Le projet de Bercy-Charenton se caractérise par 3 axes principaux :
- Un îlot d’immeubles d’habitation et de bureaux de 35 à 50 mètres de haut, logés dans un quadrilatère formé par le Périphérique, l’échangeur de l’A4, le Bvd Poniatowski et le faisceau des voies de la gare de Lyon/Bercy
- Un triangle formé par les deux branches Nord/Sud du raccordement de Bercy et la Petite Ceinture, qui doit devenir le « hameau ferroviaire », parc de 80 ha
- La rue Baron Le Roy prolongée, croisant la Petite Ceinture et le Bvd Poniatowski avant de plonger sous le Périphérique avec une largeur constante de 25 à 30 mètres.

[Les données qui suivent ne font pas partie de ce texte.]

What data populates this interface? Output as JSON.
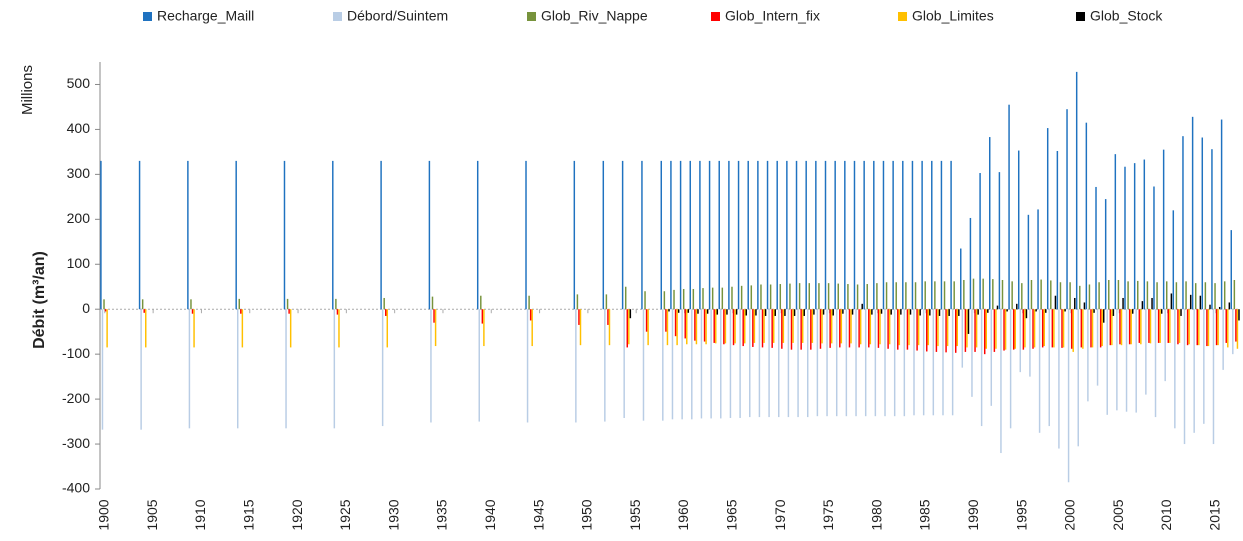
{
  "chart_data": {
    "type": "bar",
    "y_unit_label": "Millions",
    "y_label": "Débit (m³/an)",
    "x": [
      1900,
      1904,
      1909,
      1914,
      1919,
      1924,
      1929,
      1934,
      1939,
      1944,
      1949,
      1952,
      1954,
      1956,
      1958,
      1959,
      1960,
      1961,
      1962,
      1963,
      1964,
      1965,
      1966,
      1967,
      1968,
      1969,
      1970,
      1971,
      1972,
      1973,
      1974,
      1975,
      1976,
      1977,
      1978,
      1979,
      1980,
      1981,
      1982,
      1983,
      1984,
      1985,
      1986,
      1987,
      1988,
      1989,
      1990,
      1991,
      1992,
      1993,
      1994,
      1995,
      1996,
      1997,
      1998,
      1999,
      2000,
      2001,
      2002,
      2003,
      2004,
      2005,
      2006,
      2007,
      2008,
      2009,
      2010,
      2011,
      2012,
      2013,
      2014,
      2015,
      2016,
      2017
    ],
    "series": [
      {
        "name": "Recharge_Maill",
        "color": "#1f72c0",
        "values": [
          330,
          330,
          330,
          330,
          330,
          330,
          330,
          330,
          330,
          330,
          330,
          330,
          330,
          330,
          330,
          330,
          330,
          330,
          330,
          330,
          330,
          330,
          330,
          330,
          330,
          330,
          330,
          330,
          330,
          330,
          330,
          330,
          330,
          330,
          330,
          330,
          330,
          330,
          330,
          330,
          330,
          330,
          330,
          330,
          330,
          135,
          203,
          303,
          383,
          305,
          455,
          353,
          210,
          222,
          403,
          352,
          445,
          528,
          415,
          272,
          245,
          345,
          317,
          325,
          333,
          273,
          355,
          220,
          385,
          428,
          382,
          356,
          422,
          176
        ]
      },
      {
        "name": "Débord/Suintem",
        "color": "#b9cde5",
        "values": [
          -268,
          -268,
          -265,
          -265,
          -265,
          -265,
          -260,
          -252,
          -250,
          -252,
          -252,
          -250,
          -242,
          -248,
          -248,
          -245,
          -245,
          -245,
          -243,
          -243,
          -243,
          -242,
          -242,
          -240,
          -240,
          -240,
          -240,
          -240,
          -240,
          -240,
          -238,
          -238,
          -238,
          -238,
          -238,
          -238,
          -238,
          -238,
          -238,
          -238,
          -236,
          -236,
          -236,
          -236,
          -236,
          -130,
          -195,
          -260,
          -215,
          -320,
          -265,
          -140,
          -150,
          -275,
          -260,
          -310,
          -385,
          -305,
          -205,
          -170,
          -235,
          -225,
          -228,
          -230,
          -190,
          -240,
          -160,
          -265,
          -300,
          -275,
          -255,
          -300,
          -135,
          -100
        ]
      },
      {
        "name": "Glob_Riv_Nappe",
        "color": "#77933c",
        "values": [
          22,
          22,
          22,
          23,
          23,
          23,
          25,
          28,
          30,
          30,
          33,
          33,
          50,
          40,
          40,
          43,
          45,
          45,
          47,
          48,
          48,
          50,
          52,
          53,
          55,
          55,
          56,
          57,
          58,
          58,
          58,
          58,
          57,
          56,
          55,
          56,
          58,
          60,
          60,
          60,
          60,
          62,
          62,
          62,
          62,
          65,
          68,
          68,
          67,
          65,
          62,
          58,
          65,
          66,
          64,
          60,
          60,
          52,
          55,
          60,
          65,
          65,
          62,
          63,
          62,
          60,
          62,
          60,
          62,
          58,
          60,
          58,
          62,
          65
        ]
      },
      {
        "name": "Glob_Intern_fix",
        "color": "#ff0000",
        "values": [
          -5,
          -8,
          -10,
          -10,
          -10,
          -12,
          -15,
          -30,
          -32,
          -25,
          -35,
          -35,
          -85,
          -50,
          -50,
          -60,
          -65,
          -70,
          -72,
          -75,
          -78,
          -80,
          -82,
          -84,
          -85,
          -86,
          -88,
          -90,
          -90,
          -90,
          -88,
          -86,
          -85,
          -85,
          -85,
          -85,
          -86,
          -88,
          -90,
          -90,
          -92,
          -94,
          -95,
          -96,
          -97,
          -95,
          -95,
          -100,
          -95,
          -92,
          -90,
          -90,
          -88,
          -85,
          -85,
          -86,
          -88,
          -85,
          -85,
          -85,
          -80,
          -78,
          -78,
          -75,
          -75,
          -75,
          -75,
          -78,
          -80,
          -80,
          -82,
          -80,
          -75,
          -72
        ]
      },
      {
        "name": "Glob_Limites",
        "color": "#ffc000",
        "values": [
          -85,
          -85,
          -85,
          -85,
          -85,
          -85,
          -85,
          -82,
          -82,
          -82,
          -80,
          -80,
          -78,
          -80,
          -80,
          -80,
          -78,
          -78,
          -78,
          -76,
          -76,
          -76,
          -76,
          -75,
          -75,
          -75,
          -75,
          -75,
          -75,
          -75,
          -76,
          -76,
          -76,
          -76,
          -78,
          -78,
          -78,
          -78,
          -80,
          -80,
          -80,
          -80,
          -82,
          -82,
          -82,
          -85,
          -85,
          -88,
          -88,
          -90,
          -88,
          -85,
          -85,
          -82,
          -85,
          -85,
          -95,
          -88,
          -85,
          -82,
          -80,
          -80,
          -78,
          -78,
          -76,
          -75,
          -75,
          -75,
          -78,
          -80,
          -82,
          -80,
          -85,
          -88
        ]
      },
      {
        "name": "Glob_Stock",
        "color": "#000000",
        "values": [
          0,
          0,
          0,
          0,
          0,
          0,
          0,
          0,
          0,
          0,
          0,
          0,
          -20,
          0,
          -5,
          -8,
          -8,
          -10,
          -10,
          -12,
          -12,
          -12,
          -14,
          -14,
          -15,
          -15,
          -15,
          -15,
          -15,
          -12,
          -12,
          -14,
          -10,
          -12,
          12,
          -12,
          -10,
          -12,
          -12,
          -12,
          -14,
          -14,
          -15,
          -15,
          -15,
          -55,
          -12,
          -8,
          8,
          -5,
          12,
          -20,
          -5,
          -8,
          30,
          -5,
          25,
          15,
          -8,
          -30,
          -15,
          25,
          -10,
          18,
          25,
          -10,
          35,
          -15,
          32,
          30,
          10,
          5,
          15,
          -25
        ]
      }
    ],
    "xlim": [
      1899.5,
      2017.5
    ],
    "xticks": [
      1900,
      1905,
      1910,
      1915,
      1920,
      1925,
      1930,
      1935,
      1940,
      1945,
      1950,
      1955,
      1960,
      1965,
      1970,
      1975,
      1980,
      1985,
      1990,
      1995,
      2000,
      2005,
      2010,
      2015
    ],
    "ylim": [
      -400,
      550
    ],
    "yticks": [
      -400,
      -300,
      -200,
      -100,
      0,
      100,
      200,
      300,
      400,
      500
    ],
    "legend": "top"
  }
}
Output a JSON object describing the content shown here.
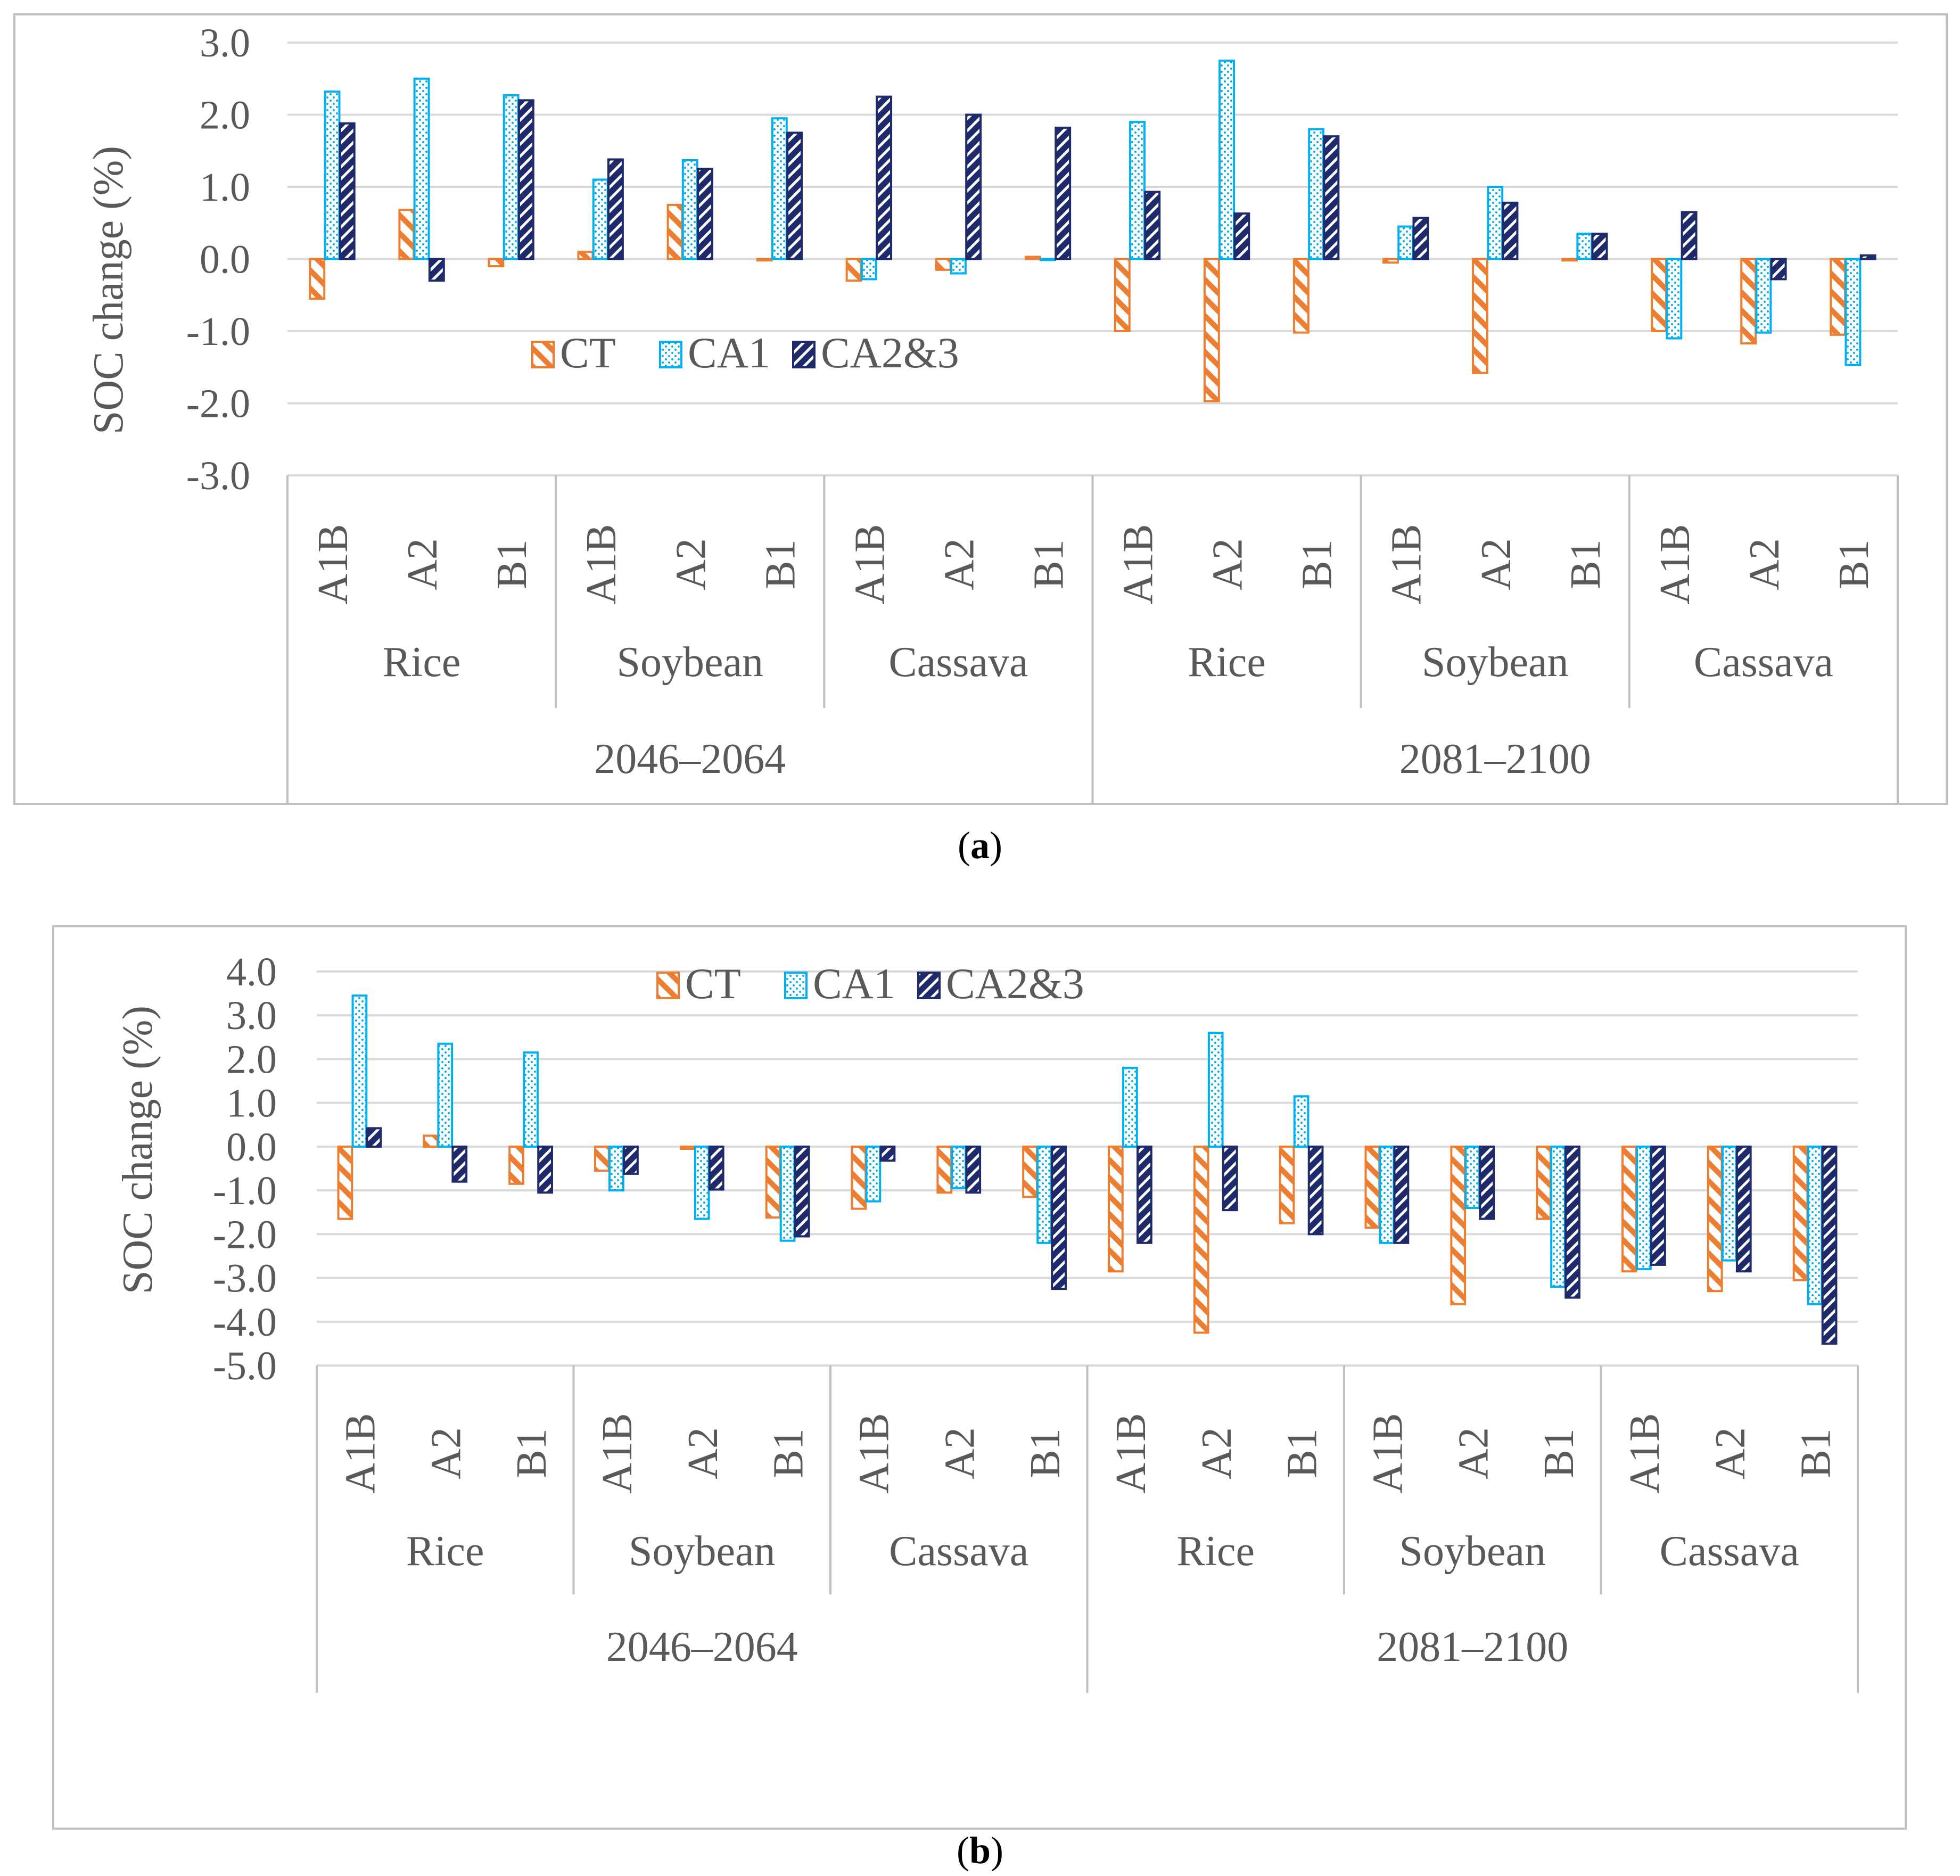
{
  "chart_data": [
    {
      "type": "bar",
      "panel": "a",
      "ylabel": "SOC change (%)",
      "ylim": [
        -3.0,
        3.0
      ],
      "yticks": [
        "3.0",
        "2.0",
        "1.0",
        "0.0",
        "-1.0",
        "-2.0",
        "-3.0"
      ],
      "grid": true,
      "legend_position": "lower-center inside plot",
      "categories": [
        "A1B",
        "A2",
        "B1",
        "A1B",
        "A2",
        "B1",
        "A1B",
        "A2",
        "B1",
        "A1B",
        "A2",
        "B1",
        "A1B",
        "A2",
        "B1",
        "A1B",
        "A2",
        "B1"
      ],
      "crops": [
        "Rice",
        "Soybean",
        "Cassava",
        "Rice",
        "Soybean",
        "Cassava"
      ],
      "periods": [
        "2046–2064",
        "2081–2100"
      ],
      "series": [
        {
          "name": "CT",
          "values": [
            -0.55,
            0.68,
            -0.1,
            0.1,
            0.75,
            -0.02,
            -0.3,
            -0.15,
            0.03,
            -1.0,
            -1.97,
            -1.02,
            -0.05,
            -1.58,
            -0.02,
            -1.0,
            -1.17,
            -1.05
          ]
        },
        {
          "name": "CA1",
          "values": [
            2.32,
            2.5,
            2.27,
            1.1,
            1.37,
            1.95,
            -0.28,
            -0.2,
            0.0,
            1.9,
            2.75,
            1.8,
            0.45,
            1.0,
            0.35,
            -1.1,
            -1.02,
            -1.47
          ]
        },
        {
          "name": "CA2&3",
          "values": [
            1.88,
            -0.3,
            2.2,
            1.38,
            1.25,
            1.75,
            2.25,
            2.0,
            1.82,
            0.93,
            0.63,
            1.7,
            0.57,
            0.78,
            0.35,
            0.65,
            -0.28,
            0.05
          ]
        }
      ]
    },
    {
      "type": "bar",
      "panel": "b",
      "ylabel": "SOC change (%)",
      "ylim": [
        -5.0,
        4.0
      ],
      "yticks": [
        "4.0",
        "3.0",
        "2.0",
        "1.0",
        "0.0",
        "-1.0",
        "-2.0",
        "-3.0",
        "-4.0",
        "-5.0"
      ],
      "grid": true,
      "legend_position": "top-center inside plot",
      "categories": [
        "A1B",
        "A2",
        "B1",
        "A1B",
        "A2",
        "B1",
        "A1B",
        "A2",
        "B1",
        "A1B",
        "A2",
        "B1",
        "A1B",
        "A2",
        "B1",
        "A1B",
        "A2",
        "B1"
      ],
      "crops": [
        "Rice",
        "Soybean",
        "Cassava",
        "Rice",
        "Soybean",
        "Cassava"
      ],
      "periods": [
        "2046–2064",
        "2081–2100"
      ],
      "series": [
        {
          "name": "CT",
          "values": [
            -1.65,
            0.25,
            -0.85,
            -0.55,
            -0.05,
            -1.62,
            -1.42,
            -1.05,
            -1.15,
            -2.85,
            -4.25,
            -1.75,
            -1.85,
            -3.6,
            -1.65,
            -2.85,
            -3.3,
            -3.05
          ]
        },
        {
          "name": "CA1",
          "values": [
            3.45,
            2.35,
            2.15,
            -1.0,
            -1.65,
            -2.15,
            -1.25,
            -0.95,
            -2.2,
            1.8,
            2.6,
            1.15,
            -2.2,
            -1.4,
            -3.2,
            -2.8,
            -2.6,
            -3.6
          ]
        },
        {
          "name": "CA2&3",
          "values": [
            0.42,
            -0.8,
            -1.05,
            -0.62,
            -0.98,
            -2.05,
            -0.32,
            -1.05,
            -3.25,
            -2.2,
            -1.45,
            -2.0,
            -2.2,
            -1.65,
            -3.45,
            -2.7,
            -2.85,
            -4.5
          ]
        }
      ]
    }
  ],
  "captions": [
    "a",
    "b"
  ],
  "colors": {
    "CT": "#ED7D31",
    "CA1": "#00B0F0",
    "CA2&3": "#1F2A6B",
    "grid": "#D9D9D9",
    "frame": "#BFBFBF",
    "text": "#595959"
  }
}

Le projet de 6 tours – dont une de 180 mètres de haut, avait été abandonné suite aux élections municipales de 2020. En revanche, côté Charenton, une tour de 200 mètres de haut (!) mêlant hôtel et logements sera prochainement mise en travaux.
En outre, on note un net déséquilibre entre le « hameau ferroviaire » et l’îlot d’habitations et de bureaux, de part et d’autre du boulevard Poniatowski. Il eût sans été préférable qu’immeubles et espaces verts soient mieux répartis – et que le nombre d’immeubles soit moins élevé. Un point qui, selon la SEMAPA, aurait compromis la viabilité économique du projet.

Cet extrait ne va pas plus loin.